Asked why the allowances quadrupled in a time of extreme budget pressure, District 50 Superintendent Dr. Roberta Selleck said “actually that had existed since 2002 and it had never been adjusted. We provide for professional development for all staff members … that was a benefit for our employees for this school year.”
Assistant Superintendent Kirk LeDay said, “This was just a small benefit.” Asked why the district allows administrators to take the funds in salary, Leday said, “It’s a little more convenient to take it in cash than go to the district to get reimbursement.”
About a week after the CBS4 investigation began, Adams County School District 50 announced the program would be halted later this year. In a memo dated March 21, sent to district administrators, Leday wrote, “At this time, we have decided to suspend the professional development benefits effective July 1, 2011. We hope under different economic conditions that we will be able to reinstate the benefit in the future.”
The district is still obligated to pay the increased professional development benefits to a total of 64 administrators for the current school year.
Leday and other administrators insist the suspension of the benefits had nothing to do with the CBS4 probe. The assistant superintendent said the decision to suspend the program was made in November or December of 2010, but just wasn’t announced until March 21, after CBS4 began asking questions.
Whitehair is suspicious of the timing of the district’s announcement.
“If we did not know about this and this continued on, I doubt seriously that would have been suspended. You putting pressure on them — that was the reason they came to this decision,” Whitehair said.
The mechanism of allowing school administrators to take professional development money as additional salary seems to be unusual.
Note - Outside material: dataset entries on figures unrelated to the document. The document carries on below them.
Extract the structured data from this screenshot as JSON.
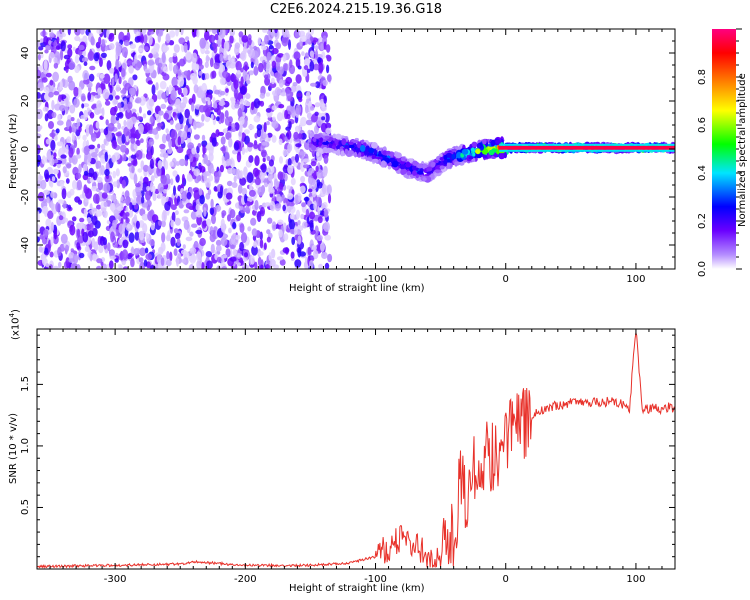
{
  "title": "C2E6.2024.215.19.36.G18",
  "chart_data": [
    {
      "type": "heatmap",
      "xlabel": "Height of straight line (km)",
      "ylabel": "Frequency (Hz)",
      "xlim": [
        -360,
        130
      ],
      "ylim": [
        -50,
        50
      ],
      "x_ticks": [
        -300,
        -200,
        -100,
        0,
        100
      ],
      "y_ticks": [
        -40,
        -20,
        0,
        20,
        40
      ],
      "colorbar": {
        "label": "Normalized spectral amplitude",
        "range": [
          0,
          1
        ],
        "ticks": [
          0.0,
          0.2,
          0.4,
          0.6,
          0.8
        ],
        "colormap": [
          "#ffffff",
          "#b48cff",
          "#6a00ff",
          "#0000ff",
          "#00e5ff",
          "#00ff00",
          "#ffff00",
          "#ff8000",
          "#ff0000",
          "#ff0080"
        ]
      },
      "ridge": {
        "x": [
          -150,
          -130,
          -110,
          -90,
          -75,
          -60,
          -45,
          -30,
          -15,
          0,
          30,
          60,
          90,
          110,
          130
        ],
        "y": [
          3,
          2,
          0,
          -4,
          -8,
          -10,
          -4,
          -2,
          0,
          0.5,
          0.5,
          0.5,
          0.5,
          0.5,
          0.5
        ],
        "peak_amplitude": [
          0.3,
          0.35,
          0.4,
          0.4,
          0.4,
          0.35,
          0.4,
          0.5,
          0.7,
          0.9,
          0.95,
          0.95,
          0.95,
          0.95,
          0.95
        ]
      },
      "noise_region_x": [
        -360,
        -135
      ]
    },
    {
      "type": "line",
      "xlabel": "Height of straight line (km)",
      "ylabel": "SNR (10 * v/v)",
      "y_multiplier_label": "(x10",
      "y_multiplier_exp": "4",
      "y_multiplier_close": ")",
      "xlim": [
        -360,
        130
      ],
      "ylim": [
        0,
        1.95
      ],
      "x_ticks": [
        -300,
        -200,
        -100,
        0,
        100
      ],
      "y_ticks": [
        0.5,
        1.0,
        1.5
      ],
      "color": "#e8312a",
      "series": [
        {
          "x": [
            -360,
            -300,
            -250,
            -240,
            -200,
            -150,
            -120,
            -100,
            -90,
            -80,
            -70,
            -60,
            -50,
            -45,
            -40,
            -35,
            -30,
            -25,
            -20,
            -15,
            -10,
            -5,
            0,
            10,
            20,
            30,
            40,
            50,
            60,
            70,
            80,
            90,
            95,
            100,
            105,
            110,
            115,
            120,
            125,
            130
          ],
          "y": [
            0.02,
            0.03,
            0.04,
            0.06,
            0.03,
            0.03,
            0.05,
            0.1,
            0.18,
            0.25,
            0.2,
            0.1,
            0.05,
            0.35,
            0.2,
            0.8,
            0.6,
            0.75,
            0.85,
            0.9,
            0.95,
            1.0,
            1.05,
            1.15,
            1.25,
            1.3,
            1.33,
            1.35,
            1.36,
            1.35,
            1.36,
            1.34,
            1.3,
            1.95,
            1.3,
            1.3,
            1.32,
            1.3,
            1.32,
            1.3
          ]
        }
      ]
    }
  ]
}
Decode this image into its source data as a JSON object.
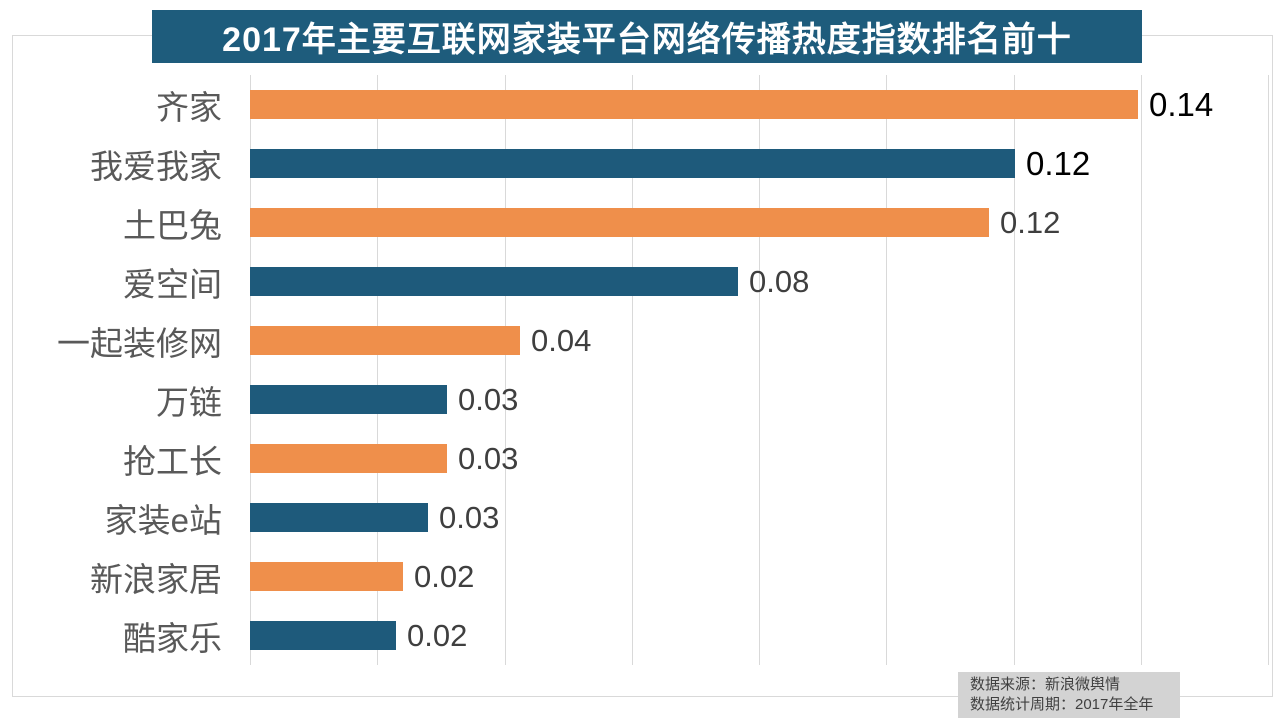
{
  "title": {
    "text": "2017年主要互联网家装平台网络传播热度指数排名前十"
  },
  "chart_data": {
    "type": "bar",
    "orientation": "horizontal",
    "title": "2017年主要互联网家装平台网络传播热度指数排名前十",
    "categories": [
      "齐家",
      "我爱我家",
      "土巴兔",
      "爱空间",
      "一起装修网",
      "万链",
      "抢工长",
      "家装e站",
      "新浪家居",
      "酷家乐"
    ],
    "values": [
      0.14,
      0.12,
      0.12,
      0.08,
      0.04,
      0.03,
      0.03,
      0.03,
      0.02,
      0.02
    ],
    "value_labels": [
      "0.14",
      "0.12",
      "0.12",
      "0.08",
      "0.04",
      "0.03",
      "0.03",
      "0.03",
      "0.02",
      "0.02"
    ],
    "bar_lengths_estimated": [
      0.1395,
      0.1203,
      0.1162,
      0.0767,
      0.0425,
      0.031,
      0.031,
      0.028,
      0.024,
      0.023
    ],
    "xlim": [
      0,
      0.16
    ],
    "gridline_interval": 0.02,
    "gridline_count": 9,
    "bar_color_odd_rows": "#EF8F4B",
    "bar_color_even_rows": "#1E5A7B",
    "emphasized_label_indices": [
      0,
      1
    ],
    "xlabel": "",
    "ylabel": "",
    "legend": "none",
    "grid": "vertical-only"
  },
  "colors": {
    "title_bg": "#1E5C7C",
    "title_text": "#FFFFFF",
    "orange": "#EF8F4B",
    "blue": "#1E5A7B",
    "gridline": "#D9D9D9",
    "frame_border": "#D9D9D9",
    "category_text": "#595959",
    "value_text": "#3F3F3F",
    "value_text_emphasis": "#000000",
    "footer_bg": "#D3D3D3",
    "footer_text": "#404040"
  },
  "footer": {
    "source": "数据来源：新浪微舆情",
    "period": "数据统计周期：2017年全年"
  }
}
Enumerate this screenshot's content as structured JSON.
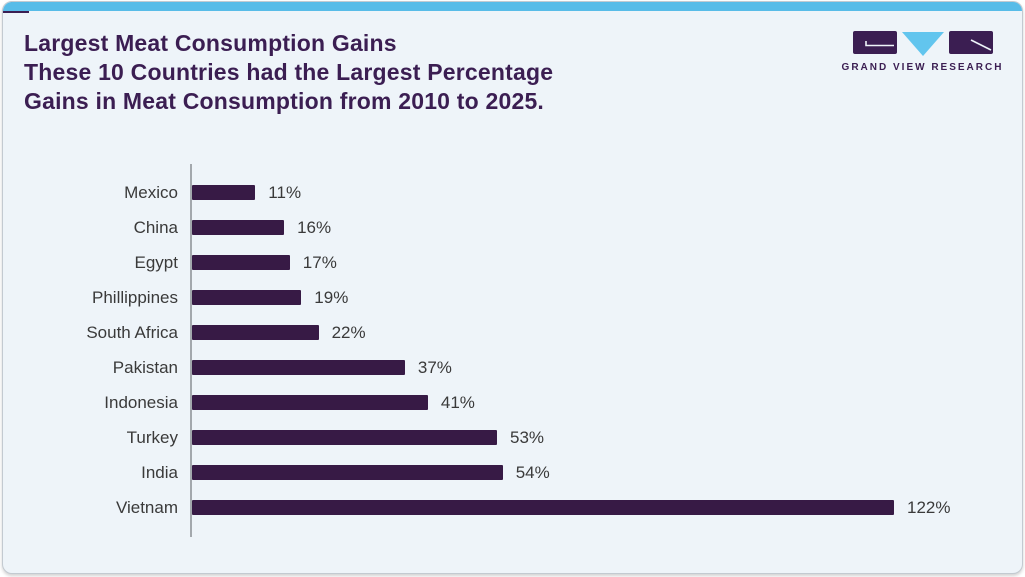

CBS4 checked with multiple school districts for their policies on professional development stipends and how the money is distributed. The Cherry Creek School District allots $1,000 per year for 142 administrators to use for professional development. The district suspended the benefit in July 2010 when it became clear budget issues were looming, according district spokesperson Tustin Amole.
“The professional growth amount ($1,000) has been suspended as part of the budget reductions for this year. At no point was it available to take as cash,” Amole wrote.
A spokesman for Denver Public Schools, Michael Vaughn, says if an administrator wants to attend a conference or acquire some sort of professional development, they ask their supervisor if there is money in the budget.
“Any training that our employees get is through departmental budgets and must be approved by their directors … or in case of PD for chiefs, by chief of staff or superintendent. No PD money goes straight to employees.” Vaughn wrote in an e-mail.
The Jefferson County School district “does not allocate funds for professional development to district employees,” said Lynn Setzer, a district spokesperson.
At the Thompson Valley School District, $1,700 is budgeted each year for professional growth for principals. District spokesperson Wes Fothergill said, “It’s intended for their professional growth and it cannot be cashed out as compensation.”